The government of Mato Grosso do Sul is led by the Governor of Mato Grosso do Sul, Brazil, and is elected by the local population through popular suffrage and direct secret ballot for a four-year term. The current governor is Eduardo Riedel. Its seat is the governorate of Mato Grosso do Sul, which has been the seat of the government of Mato Grosso do Sul since 1983.

The governor has no residence and lives in his own house. Like the Republic, Mato Grosso do Sul is governed by three powers, the executive is represented by the governor, the legislature is represented by the Legislative Assembly of Mato Grosso do Sul and the judiciary is represented by the court of Mato Grosso do Sul. Judge of the State of Mato Grosso do Sul.

Executive 

 Governor: Reinaldo Azambuja
 Vice Governor: Murilo Zauith

Current secretaries of state

Legislative 
The Legislative Power of Mato Grosso do Sul is unicameral, constituted by the Legislative Assembly of the State of Mato Grosso do Sul, located in the Guaicurus Palace.
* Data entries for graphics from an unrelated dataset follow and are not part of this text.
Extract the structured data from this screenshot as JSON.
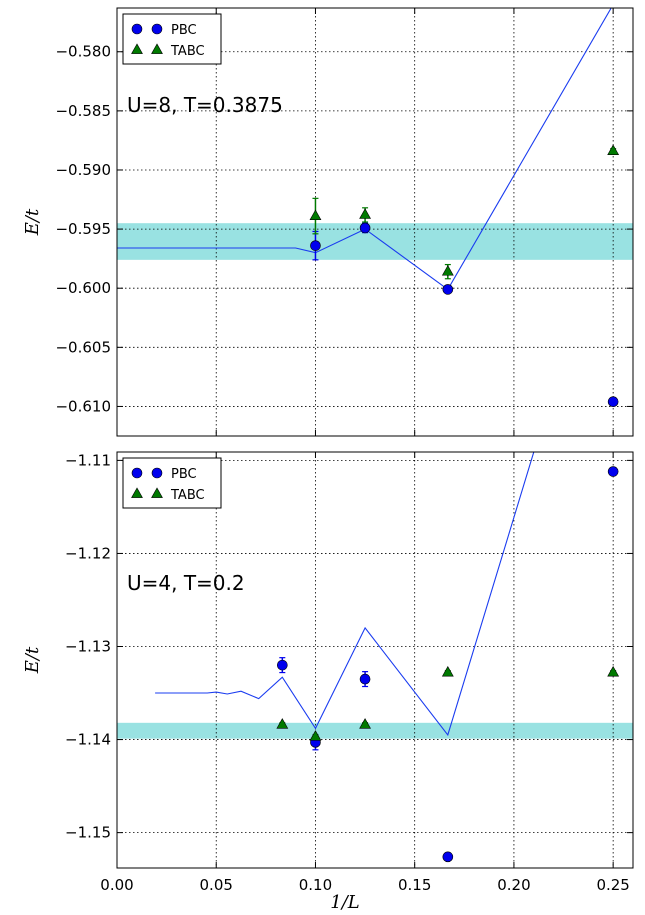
{
  "chart_data": [
    {
      "type": "scatter",
      "annotation": "U=8, T=0.3875",
      "xlabel": "",
      "ylabel": "E/t",
      "xlim": [
        0.0,
        0.26
      ],
      "ylim": [
        -0.6125,
        -0.5763
      ],
      "yticks": [
        -0.58,
        -0.585,
        -0.59,
        -0.595,
        -0.6,
        -0.605,
        -0.61
      ],
      "ytick_labels": [
        "−0.580",
        "−0.585",
        "−0.590",
        "−0.595",
        "−0.600",
        "−0.605",
        "−0.610"
      ],
      "xticks": [
        0.0,
        0.05,
        0.1,
        0.15,
        0.2,
        0.25
      ],
      "show_xtick_labels": false,
      "grid": true,
      "legend_position": "top-left",
      "band": {
        "ymin": -0.5976,
        "ymax": -0.5945,
        "color": "#99e2e2"
      },
      "series": [
        {
          "name": "PBC",
          "marker": "circle",
          "color": "#0000ee",
          "points": [
            {
              "x": 0.1,
              "y": -0.5964,
              "err": 0.0012
            },
            {
              "x": 0.125,
              "y": -0.5949,
              "err": 0.0004
            },
            {
              "x": 0.1667,
              "y": -0.6001,
              "err": 0.0002
            },
            {
              "x": 0.25,
              "y": -0.6096,
              "err": 0.0002
            }
          ]
        },
        {
          "name": "TABC",
          "marker": "triangle",
          "color": "#007a00",
          "points": [
            {
              "x": 0.1,
              "y": -0.5939,
              "err": 0.0015
            },
            {
              "x": 0.125,
              "y": -0.5938,
              "err": 0.0006
            },
            {
              "x": 0.1667,
              "y": -0.5986,
              "err": 0.0006
            },
            {
              "x": 0.25,
              "y": -0.5884,
              "err": 0.0002
            }
          ]
        }
      ],
      "fit_line": {
        "color": "#1a3cf0",
        "x": [
          0.0,
          0.03,
          0.06,
          0.07,
          0.08,
          0.09,
          0.1,
          0.125,
          0.1667,
          0.25
        ],
        "y": [
          -0.5966,
          -0.5966,
          -0.5966,
          -0.5966,
          -0.5966,
          -0.5966,
          -0.597,
          -0.595,
          -0.6001,
          -0.576
        ]
      }
    },
    {
      "type": "scatter",
      "annotation": "U=4, T=0.2",
      "xlabel": "1/L",
      "ylabel": "E/t",
      "xlim": [
        0.0,
        0.26
      ],
      "ylim": [
        -1.1538,
        -1.1091
      ],
      "yticks": [
        -1.11,
        -1.12,
        -1.13,
        -1.14,
        -1.15
      ],
      "ytick_labels": [
        "−1.11",
        "−1.12",
        "−1.13",
        "−1.14",
        "−1.15"
      ],
      "xticks": [
        0.0,
        0.05,
        0.1,
        0.15,
        0.2,
        0.25
      ],
      "xtick_labels": [
        "0.00",
        "0.05",
        "0.10",
        "0.15",
        "0.20",
        "0.25"
      ],
      "show_xtick_labels": true,
      "grid": true,
      "legend_position": "top-left",
      "band": {
        "ymin": -1.1399,
        "ymax": -1.1382,
        "color": "#99e2e2"
      },
      "series": [
        {
          "name": "PBC",
          "marker": "circle",
          "color": "#0000ee",
          "points": [
            {
              "x": 0.0833,
              "y": -1.132,
              "err": 0.0008
            },
            {
              "x": 0.1,
              "y": -1.1403,
              "err": 0.0008
            },
            {
              "x": 0.125,
              "y": -1.1335,
              "err": 0.0008
            },
            {
              "x": 0.1667,
              "y": -1.1526,
              "err": 0.0002
            },
            {
              "x": 0.25,
              "y": -1.1112,
              "err": 0.0002
            }
          ]
        },
        {
          "name": "TABC",
          "marker": "triangle",
          "color": "#007a00",
          "points": [
            {
              "x": 0.0833,
              "y": -1.1384,
              "err": 0.0002
            },
            {
              "x": 0.1,
              "y": -1.1397,
              "err": 0.0002
            },
            {
              "x": 0.125,
              "y": -1.1384,
              "err": 0.0002
            },
            {
              "x": 0.1667,
              "y": -1.1328,
              "err": 0.0002
            },
            {
              "x": 0.25,
              "y": -1.1328,
              "err": 0.0002
            }
          ]
        }
      ],
      "fit_line": {
        "color": "#1a3cf0",
        "x": [
          0.0192,
          0.0455,
          0.05,
          0.0556,
          0.0625,
          0.0714,
          0.0833,
          0.1,
          0.125,
          0.1667,
          0.21
        ],
        "y": [
          -1.135,
          -1.135,
          -1.1349,
          -1.1351,
          -1.1348,
          -1.1356,
          -1.1333,
          -1.1388,
          -1.128,
          -1.1395,
          -1.1091
        ]
      }
    }
  ]
}
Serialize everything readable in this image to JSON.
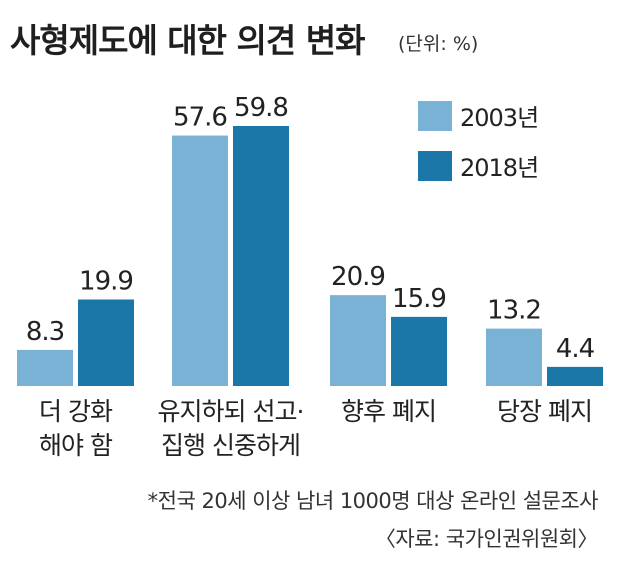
{
  "chart_data": {
    "type": "bar",
    "title": "사형제도에 대한 의견 변화",
    "unit": "(단위: %)",
    "categories": [
      [
        "더 강화",
        "해야 함"
      ],
      [
        "유지하되 선고·",
        "집행 신중하게"
      ],
      [
        "향후 폐지"
      ],
      [
        "당장 폐지"
      ]
    ],
    "series": [
      {
        "name": "2003년",
        "color": "#7ab2d6",
        "values": [
          8.3,
          57.6,
          20.9,
          13.2
        ]
      },
      {
        "name": "2018년",
        "color": "#1b77a8",
        "values": [
          19.9,
          59.8,
          15.9,
          4.4
        ]
      }
    ],
    "value_labels": [
      [
        "8.3",
        "57.6",
        "20.9",
        "13.2"
      ],
      [
        "19.9",
        "59.8",
        "15.9",
        "4.4"
      ]
    ],
    "ylim": [
      0,
      65
    ],
    "legend_position": "top-right",
    "grid": false,
    "notes": [
      "*전국 20세 이상 남녀 1000명 대상 온라인 설문조사",
      "〈자료: 국가인권위원회〉"
    ]
  }
}
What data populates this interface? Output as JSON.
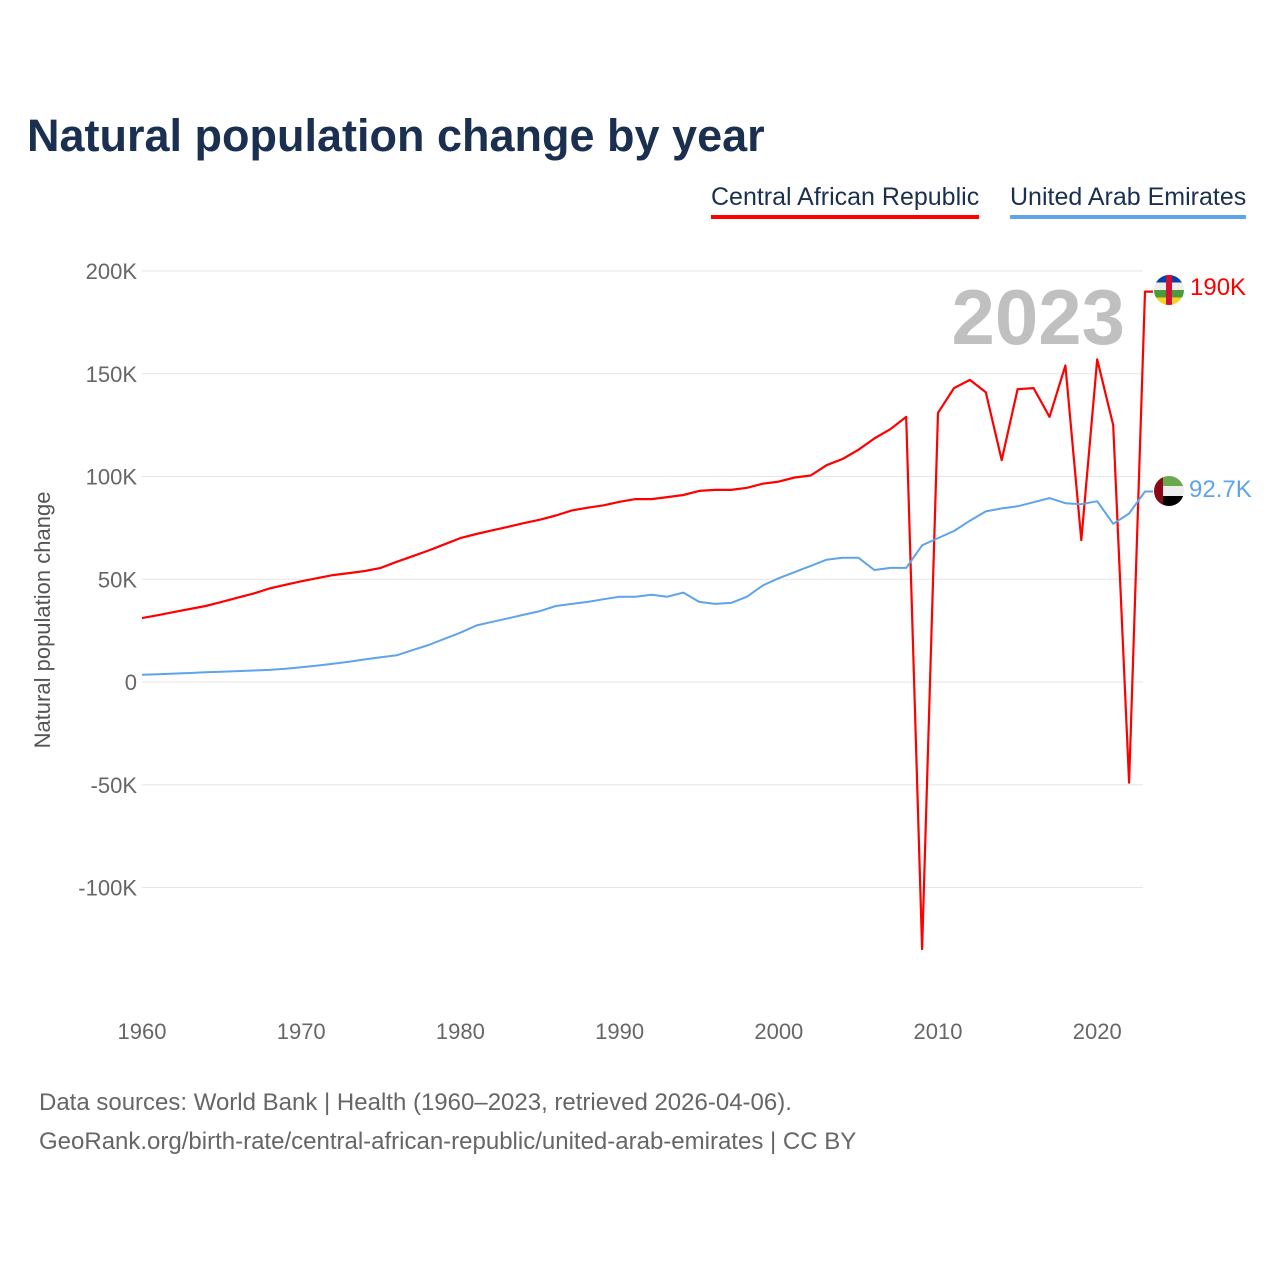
{
  "title": "Natural population change by year",
  "legend": [
    "Central African Republic",
    "United Arab Emirates"
  ],
  "year_label": "2023",
  "end_labels": {
    "car": "190K",
    "uae": "92.7K"
  },
  "footer": {
    "line1": "Data sources: World Bank | Health (1960–2023, retrieved 2026-04-06).",
    "line2": "GeoRank.org/birth-rate/central-african-republic/united-arab-emirates | CC BY"
  },
  "chart_data": {
    "type": "line",
    "title": "Natural population change by year",
    "xlabel": "",
    "ylabel": "Natural population change",
    "xlim": [
      1960,
      2023
    ],
    "ylim": [
      -150000,
      200000
    ],
    "xticks": [
      1960,
      1970,
      1980,
      1990,
      2000,
      2010,
      2020
    ],
    "yticks": [
      200000,
      150000,
      100000,
      50000,
      0,
      -50000,
      -100000
    ],
    "ytick_labels": [
      "200K",
      "150K",
      "100K",
      "50K",
      "0",
      "-50K",
      "-100K"
    ],
    "grid": true,
    "legend_position": "top-right",
    "x_start": 1960,
    "series": [
      {
        "name": "Central African Republic",
        "color": "#ff0000",
        "values": [
          31100,
          32500,
          34000,
          35500,
          37000,
          39000,
          41000,
          43000,
          45500,
          47300,
          49000,
          50500,
          52000,
          53000,
          54000,
          55500,
          58500,
          61200,
          64000,
          67000,
          70000,
          72000,
          73800,
          75500,
          77300,
          79000,
          81000,
          83500,
          84800,
          86000,
          87700,
          89000,
          89000,
          90000,
          91000,
          93000,
          93500,
          93500,
          94500,
          96500,
          97500,
          99500,
          100500,
          105500,
          108500,
          113000,
          118500,
          123000,
          129000,
          -130000,
          131000,
          143000,
          147000,
          141000,
          108000,
          142500,
          143000,
          129000,
          154000,
          69000,
          157000,
          125000,
          -49000,
          190000
        ]
      },
      {
        "name": "United Arab Emirates",
        "color": "#5ea4ea",
        "values": [
          3500,
          3800,
          4100,
          4400,
          4700,
          5000,
          5300,
          5600,
          5900,
          6400,
          7200,
          8000,
          8900,
          9900,
          11000,
          12000,
          13000,
          15500,
          18000,
          21000,
          24000,
          27500,
          29300,
          31000,
          32800,
          34500,
          37000,
          38000,
          39000,
          40300,
          41500,
          41500,
          42500,
          41500,
          43500,
          39000,
          38000,
          38500,
          41500,
          47000,
          50500,
          53500,
          56500,
          59500,
          60500,
          60500,
          54500,
          55500,
          55500,
          66500,
          70000,
          73500,
          78500,
          83000,
          84500,
          85500,
          87500,
          89500,
          87000,
          86500,
          88000,
          77000,
          82000,
          92700
        ]
      }
    ]
  }
}
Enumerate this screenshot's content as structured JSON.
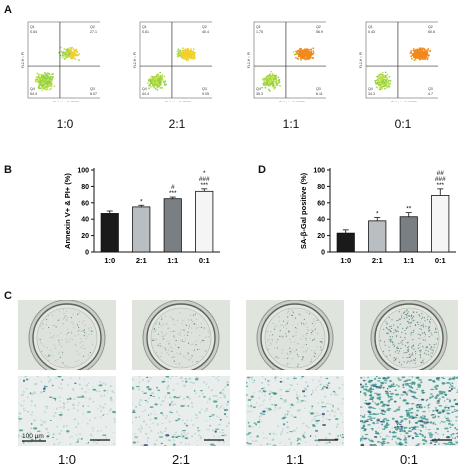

It is made up of 24 deputies, who are elected every 4 years.

 President: Paulo Correa

Judiciary 
The highest court of the South Mato Grosso Judiciary is the Court of Justice of the State of Mato Grosso do Sul, based in Parque dos Poderes. It has districts in all 79 municipalities of the state with their respective Forums, which are the headquarters of each District.